NOW & THEN
14 AUGUST
1040: King Duncan I was slain by his cousin, Macbeth, who succeeded him, in battle at Bothnagowan, near Elgin.
1561: Mary, Queen of Scots, set sail from Calais for Scotland.
1592: Falkland Islands were discovered by Captain John Davis, washed ashore amid storms in his ship, The Desire.
1816: Tristan da Cunha was annexed to Great Britain.
1867: Ally Sloper, Victorian Britain’s most popular comic strip, made its debut and ran for nearly 50 years.
1880: Cologne Cathedral was completed, having been started in 1248.
1893: France became the first country to introduce motor vehicle registration plates.
1900: Capture of Peking after the landing of 2,000 United States Marines brought the end of the Boxer Uprising.
1901: Seventy people died when the steamer Islander struck an iceberg and sank off Alaska. She was carrying $3million in gold.
1908: The first international beauty contest in Britain was held, at the Pier Hippodrome in Folkestone, Kent.
1915: German submarine sank the British transport ship Royal Edward in the Aegean Sea, with the loss of 1,000 lives.

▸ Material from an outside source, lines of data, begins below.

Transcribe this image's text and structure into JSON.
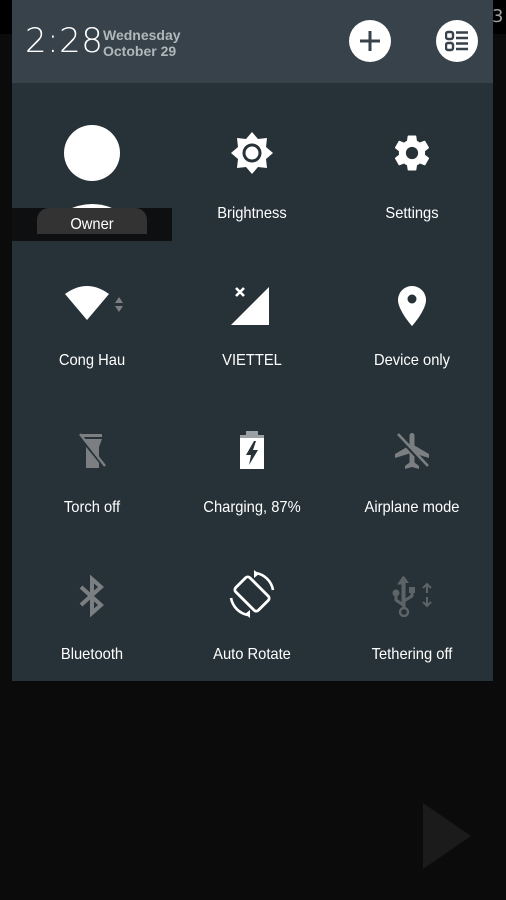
{
  "status_bar": {
    "partial_text": "3"
  },
  "header": {
    "time": "2:28",
    "day": "Wednesday",
    "date": "October 29",
    "add_button_icon": "plus-icon",
    "settings_list_button_icon": "list-settings-icon"
  },
  "tiles": [
    {
      "label": "Owner",
      "icon": "user-avatar-icon",
      "state": "active"
    },
    {
      "label": "Brightness",
      "icon": "brightness-icon",
      "state": "active"
    },
    {
      "label": "Settings",
      "icon": "gear-icon",
      "state": "active"
    },
    {
      "label": "Cong Hau",
      "icon": "wifi-icon",
      "state": "active"
    },
    {
      "label": "VIETTEL",
      "icon": "cell-signal-icon",
      "state": "active"
    },
    {
      "label": "Device only",
      "icon": "location-pin-icon",
      "state": "active"
    },
    {
      "label": "Torch off",
      "icon": "flashlight-off-icon",
      "state": "inactive"
    },
    {
      "label": "Charging, 87%",
      "icon": "battery-charging-icon",
      "state": "active"
    },
    {
      "label": "Airplane mode",
      "icon": "airplane-off-icon",
      "state": "inactive"
    },
    {
      "label": "Bluetooth",
      "icon": "bluetooth-icon",
      "state": "inactive"
    },
    {
      "label": "Auto Rotate",
      "icon": "rotate-icon",
      "state": "active"
    },
    {
      "label": "Tethering off",
      "icon": "usb-tether-icon",
      "state": "inactive"
    }
  ],
  "battery_percent": 87,
  "background": {
    "play_icon": "play-icon"
  },
  "colors": {
    "panel": "#263238",
    "header": "#37424a",
    "active_icon": "#ffffff",
    "inactive_icon": "#7b7f81"
  }
}
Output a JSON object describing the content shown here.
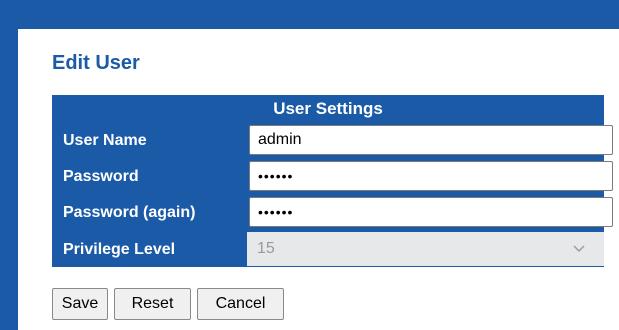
{
  "page": {
    "title": "Edit User"
  },
  "table": {
    "header": "User Settings",
    "rows": [
      {
        "label": "User Name",
        "value": "admin"
      },
      {
        "label": "Password",
        "value": "••••••"
      },
      {
        "label": "Password (again)",
        "value": "••••••"
      }
    ],
    "privilege": {
      "label": "Privilege Level",
      "selected": "15",
      "icon": "chevron-down-icon",
      "disabled": true
    }
  },
  "buttons": {
    "save": "Save",
    "reset": "Reset",
    "cancel": "Cancel"
  },
  "colors": {
    "brand_blue": "#1a5aa6",
    "disabled_bg": "#e6e8ea",
    "disabled_text": "#9a9a9a"
  }
}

1932: Rin Tin Tin, famous Hollywood star dog, died.
1944: The ballpoint was invented by Laslo Biro, a Hungarian refugee in Argentina.
1945: Japan surrendered unconditionally to the Allies, ending Second World War.
1948: Don Bradman played his last innings at The Oval. After a standing ovation, he was bowled for a duck by Eric Hollies.
1962: Mont Blanc tunnel link was completed as workmen digging from French and Italian sides made contact.
1964: University of Strathclyde was constituted. It was formerly the Royal College of Science and Technology, created by the bequest by John Anderson in 1796 of the Technical Institution he had founded in Glasgow.
1967: Radio London, the pirate station, went off the air. The Marine Broadcasting Act came into force next day outlawing pirate stations.
1979: The longest lasting rainbow on record shone over North Wales from the coast of Gwynedd to Clywd, remaining for more than three hours.
1990: The world’s first car-carrying catamaran, Hoverspeed Great Britain, made its maiden commercial voyage from Portsmouth to Cherbourg. The journey took two-and-a-half hours, half the normal car ferry sailing time.
1991: Frank Dunlop, the Edinburgh Festival’s director, attacked Fringe events as “a third-rate circus”.
1994: 400,000 rock fans attended Woodstock, celebrating the 25th anniversary of the famous festival.
2003: Widescale power blackout in the northeast United States and Canada.
2008: The last surviving female veteran of the First World War died. Gladys Powers, from Lewisham, south London, who served with the Women’s Auxiliary Corps and later the Women’s RAF, died aged 109 in British Columbia, Canada.